If 1.00 mole of BrCl is introduced into a 500.0 ml flask, what are the concentrations of Br2, Cl2 and BrCl at equailbrium
You need Kp or Kc to work this problem.
To determine the concentrations of Br2, Cl2, and BrCl at equilibrium, we need to know the equilibrium constant (K) for the reaction. The balanced equation for the reaction involved is:
2 BrCl ↔ Br2 + Cl2
Assuming the reaction has reached equilibrium, let's assign x moles of BrCl that reacts, which would produce x moles of Br2 and x moles of Cl2.
Initially, we have 1.00 mole of BrCl in a 500.0 ml flask, which is equivalent to 0.00200 moles/ml (by dividing 1.00 mole by the volume in liters).
Since we assumed x moles of BrCl reacts, the new concentrations of Br2 and Cl2 will be x moles / 0.500 L (as the total volume is 500.0 ml, which is equal to 0.500 L).
Using the stoichiometry of the balanced equation, we know that the number of moles of Br2 and Cl2 produced is equal to the number of moles of BrCl consumed.

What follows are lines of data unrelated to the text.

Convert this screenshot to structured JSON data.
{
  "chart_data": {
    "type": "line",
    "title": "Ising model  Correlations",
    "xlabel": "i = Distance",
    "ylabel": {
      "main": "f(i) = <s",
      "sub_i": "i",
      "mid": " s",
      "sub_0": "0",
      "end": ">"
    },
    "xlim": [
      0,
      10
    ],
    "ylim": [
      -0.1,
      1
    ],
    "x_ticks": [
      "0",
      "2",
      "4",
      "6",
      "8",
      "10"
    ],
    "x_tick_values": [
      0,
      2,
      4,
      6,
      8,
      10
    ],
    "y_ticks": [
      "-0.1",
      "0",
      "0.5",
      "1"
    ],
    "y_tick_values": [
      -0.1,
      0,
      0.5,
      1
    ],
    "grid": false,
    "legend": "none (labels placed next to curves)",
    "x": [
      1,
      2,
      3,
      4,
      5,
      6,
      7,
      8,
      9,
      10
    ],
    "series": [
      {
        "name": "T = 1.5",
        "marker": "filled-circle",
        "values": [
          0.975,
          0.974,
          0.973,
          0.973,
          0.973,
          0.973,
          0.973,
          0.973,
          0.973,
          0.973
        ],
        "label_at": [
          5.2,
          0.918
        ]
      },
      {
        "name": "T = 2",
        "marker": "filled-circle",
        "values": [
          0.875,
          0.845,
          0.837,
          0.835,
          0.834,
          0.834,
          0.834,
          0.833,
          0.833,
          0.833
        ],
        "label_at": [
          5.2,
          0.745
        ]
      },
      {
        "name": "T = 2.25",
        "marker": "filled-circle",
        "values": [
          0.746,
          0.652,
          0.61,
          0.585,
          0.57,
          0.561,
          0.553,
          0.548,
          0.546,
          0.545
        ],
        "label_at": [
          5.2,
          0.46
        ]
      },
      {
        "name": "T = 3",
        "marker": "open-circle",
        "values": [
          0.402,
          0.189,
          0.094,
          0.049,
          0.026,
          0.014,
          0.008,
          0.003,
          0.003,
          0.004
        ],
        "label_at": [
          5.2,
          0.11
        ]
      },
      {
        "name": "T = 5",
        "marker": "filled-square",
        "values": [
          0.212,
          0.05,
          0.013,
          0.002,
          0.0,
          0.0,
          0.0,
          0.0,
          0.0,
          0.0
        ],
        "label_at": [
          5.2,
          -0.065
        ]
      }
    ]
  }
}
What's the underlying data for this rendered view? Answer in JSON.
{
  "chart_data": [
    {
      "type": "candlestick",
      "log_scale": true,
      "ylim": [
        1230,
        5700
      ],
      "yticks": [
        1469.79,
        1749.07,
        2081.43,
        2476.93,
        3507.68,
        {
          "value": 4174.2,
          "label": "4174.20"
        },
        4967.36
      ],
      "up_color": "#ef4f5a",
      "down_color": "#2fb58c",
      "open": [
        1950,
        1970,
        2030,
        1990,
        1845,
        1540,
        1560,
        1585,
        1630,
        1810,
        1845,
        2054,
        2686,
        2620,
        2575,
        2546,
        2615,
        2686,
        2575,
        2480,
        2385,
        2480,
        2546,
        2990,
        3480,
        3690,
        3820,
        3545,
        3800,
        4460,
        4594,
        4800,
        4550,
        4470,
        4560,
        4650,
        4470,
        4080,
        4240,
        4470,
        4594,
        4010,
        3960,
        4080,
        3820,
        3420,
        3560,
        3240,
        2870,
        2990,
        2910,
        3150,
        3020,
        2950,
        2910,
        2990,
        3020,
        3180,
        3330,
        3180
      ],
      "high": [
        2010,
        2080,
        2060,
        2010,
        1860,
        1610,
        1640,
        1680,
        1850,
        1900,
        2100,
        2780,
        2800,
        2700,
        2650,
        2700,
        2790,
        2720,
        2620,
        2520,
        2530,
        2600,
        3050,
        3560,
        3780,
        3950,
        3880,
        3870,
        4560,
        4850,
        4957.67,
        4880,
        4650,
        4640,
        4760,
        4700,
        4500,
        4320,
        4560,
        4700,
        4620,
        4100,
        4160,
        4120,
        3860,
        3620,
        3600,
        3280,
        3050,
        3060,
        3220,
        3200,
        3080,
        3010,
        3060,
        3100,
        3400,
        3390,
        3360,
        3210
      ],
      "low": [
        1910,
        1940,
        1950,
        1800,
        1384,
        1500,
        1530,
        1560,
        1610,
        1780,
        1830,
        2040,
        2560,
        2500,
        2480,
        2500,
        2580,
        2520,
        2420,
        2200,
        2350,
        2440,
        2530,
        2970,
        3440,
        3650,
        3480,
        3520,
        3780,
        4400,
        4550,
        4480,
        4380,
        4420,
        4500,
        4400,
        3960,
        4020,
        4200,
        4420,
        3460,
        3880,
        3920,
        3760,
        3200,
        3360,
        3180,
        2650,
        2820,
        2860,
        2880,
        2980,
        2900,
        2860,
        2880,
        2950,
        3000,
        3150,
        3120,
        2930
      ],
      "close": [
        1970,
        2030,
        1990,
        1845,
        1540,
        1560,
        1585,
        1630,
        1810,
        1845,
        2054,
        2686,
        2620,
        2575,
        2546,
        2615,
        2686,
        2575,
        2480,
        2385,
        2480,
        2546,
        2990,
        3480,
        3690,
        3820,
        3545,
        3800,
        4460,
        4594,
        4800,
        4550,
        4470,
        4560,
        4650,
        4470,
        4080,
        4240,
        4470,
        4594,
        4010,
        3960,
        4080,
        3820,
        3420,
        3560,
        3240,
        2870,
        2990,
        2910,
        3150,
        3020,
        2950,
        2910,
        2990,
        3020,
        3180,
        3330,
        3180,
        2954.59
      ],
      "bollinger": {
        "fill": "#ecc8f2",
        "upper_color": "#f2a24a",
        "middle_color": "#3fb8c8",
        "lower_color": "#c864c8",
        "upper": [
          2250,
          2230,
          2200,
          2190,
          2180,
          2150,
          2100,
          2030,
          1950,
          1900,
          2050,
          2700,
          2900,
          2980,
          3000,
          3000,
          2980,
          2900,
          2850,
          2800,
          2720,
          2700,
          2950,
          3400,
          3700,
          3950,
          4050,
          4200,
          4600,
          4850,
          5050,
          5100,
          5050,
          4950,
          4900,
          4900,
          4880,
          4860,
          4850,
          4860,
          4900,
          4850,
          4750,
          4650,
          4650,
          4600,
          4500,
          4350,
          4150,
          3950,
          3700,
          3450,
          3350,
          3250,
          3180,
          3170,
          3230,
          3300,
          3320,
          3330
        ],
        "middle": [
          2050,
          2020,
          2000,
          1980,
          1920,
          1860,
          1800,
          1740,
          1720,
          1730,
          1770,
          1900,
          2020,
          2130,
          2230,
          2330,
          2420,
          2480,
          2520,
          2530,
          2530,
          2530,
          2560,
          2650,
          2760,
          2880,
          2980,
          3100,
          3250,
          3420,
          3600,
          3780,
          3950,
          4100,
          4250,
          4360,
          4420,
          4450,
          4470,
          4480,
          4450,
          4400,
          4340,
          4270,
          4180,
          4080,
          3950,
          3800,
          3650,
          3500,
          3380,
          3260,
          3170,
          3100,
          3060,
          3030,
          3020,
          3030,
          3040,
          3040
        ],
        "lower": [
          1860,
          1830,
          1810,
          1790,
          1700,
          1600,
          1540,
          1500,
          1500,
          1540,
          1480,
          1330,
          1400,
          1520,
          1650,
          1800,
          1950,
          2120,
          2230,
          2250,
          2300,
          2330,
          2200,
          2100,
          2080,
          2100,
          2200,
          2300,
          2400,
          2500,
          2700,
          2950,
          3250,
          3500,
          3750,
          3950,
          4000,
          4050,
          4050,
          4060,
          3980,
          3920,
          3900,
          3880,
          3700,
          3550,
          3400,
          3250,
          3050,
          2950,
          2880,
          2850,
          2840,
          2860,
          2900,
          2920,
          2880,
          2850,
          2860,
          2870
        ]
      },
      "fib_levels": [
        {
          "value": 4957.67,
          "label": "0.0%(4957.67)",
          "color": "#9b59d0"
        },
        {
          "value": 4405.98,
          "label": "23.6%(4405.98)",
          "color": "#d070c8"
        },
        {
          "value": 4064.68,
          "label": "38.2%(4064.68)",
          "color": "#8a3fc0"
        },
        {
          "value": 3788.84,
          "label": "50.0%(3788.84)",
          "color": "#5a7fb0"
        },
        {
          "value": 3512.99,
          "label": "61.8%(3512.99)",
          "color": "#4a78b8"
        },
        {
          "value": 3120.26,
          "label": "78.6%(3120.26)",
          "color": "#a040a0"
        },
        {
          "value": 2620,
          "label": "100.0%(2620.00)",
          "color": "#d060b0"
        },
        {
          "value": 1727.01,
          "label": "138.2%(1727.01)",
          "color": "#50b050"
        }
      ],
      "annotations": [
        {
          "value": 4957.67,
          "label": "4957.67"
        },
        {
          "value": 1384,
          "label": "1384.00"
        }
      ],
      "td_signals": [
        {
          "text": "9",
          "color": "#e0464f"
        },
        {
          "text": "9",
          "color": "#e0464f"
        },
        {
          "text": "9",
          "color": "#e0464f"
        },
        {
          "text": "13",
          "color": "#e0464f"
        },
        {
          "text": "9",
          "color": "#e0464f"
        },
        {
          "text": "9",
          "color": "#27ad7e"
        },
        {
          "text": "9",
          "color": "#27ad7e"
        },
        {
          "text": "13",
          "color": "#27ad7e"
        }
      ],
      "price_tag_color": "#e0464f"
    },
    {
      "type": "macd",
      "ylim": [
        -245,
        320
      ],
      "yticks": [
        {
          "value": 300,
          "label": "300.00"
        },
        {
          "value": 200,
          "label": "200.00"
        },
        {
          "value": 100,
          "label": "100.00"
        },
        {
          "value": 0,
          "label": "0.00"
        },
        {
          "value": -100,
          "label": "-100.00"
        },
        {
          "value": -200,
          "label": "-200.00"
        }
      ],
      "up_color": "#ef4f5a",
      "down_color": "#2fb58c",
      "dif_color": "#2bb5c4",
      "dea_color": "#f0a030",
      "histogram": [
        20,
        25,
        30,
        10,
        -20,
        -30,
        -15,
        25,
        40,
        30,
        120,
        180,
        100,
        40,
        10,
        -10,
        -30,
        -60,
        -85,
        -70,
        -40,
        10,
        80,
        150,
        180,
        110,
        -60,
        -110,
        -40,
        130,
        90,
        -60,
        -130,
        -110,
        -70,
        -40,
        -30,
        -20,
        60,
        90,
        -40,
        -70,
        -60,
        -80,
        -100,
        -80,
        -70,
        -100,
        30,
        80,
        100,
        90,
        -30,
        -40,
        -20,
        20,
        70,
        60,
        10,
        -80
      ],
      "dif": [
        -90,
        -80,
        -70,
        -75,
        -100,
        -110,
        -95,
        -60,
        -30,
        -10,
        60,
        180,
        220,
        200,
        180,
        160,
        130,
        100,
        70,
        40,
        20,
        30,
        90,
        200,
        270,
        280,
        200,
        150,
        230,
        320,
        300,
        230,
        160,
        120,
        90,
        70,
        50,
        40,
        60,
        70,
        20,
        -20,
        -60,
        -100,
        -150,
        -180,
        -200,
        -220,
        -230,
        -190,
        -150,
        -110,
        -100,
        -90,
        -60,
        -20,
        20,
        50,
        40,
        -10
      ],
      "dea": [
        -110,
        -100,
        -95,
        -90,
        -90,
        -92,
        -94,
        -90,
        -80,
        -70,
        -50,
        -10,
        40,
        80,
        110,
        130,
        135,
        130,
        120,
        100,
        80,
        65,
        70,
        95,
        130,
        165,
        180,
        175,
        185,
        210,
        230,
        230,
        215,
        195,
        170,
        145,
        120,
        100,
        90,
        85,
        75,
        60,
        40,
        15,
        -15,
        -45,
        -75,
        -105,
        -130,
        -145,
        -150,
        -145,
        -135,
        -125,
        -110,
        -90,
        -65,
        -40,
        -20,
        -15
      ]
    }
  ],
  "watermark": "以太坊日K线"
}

Hence, the concentrations of Br2 and Cl2 at equilibrium will be both x moles / 0.500 L.
Now, to find the value of x, we need to use the equilibrium constant, K. The expression for K can be written as:
K = [Br2][Cl2]/[BrCl]^2
We'll substitute the concentrations we just obtained into this expression:
K = (x / 0.500 L) * (x / 0.500 L) / (0.00200 moles/ml)^2
Now, you'll need to know the value of the equilibrium constant (K) for this reaction in order to calculate the value of x and determine the concentrations of Br2, Cl2, and BrCl at equilibrium.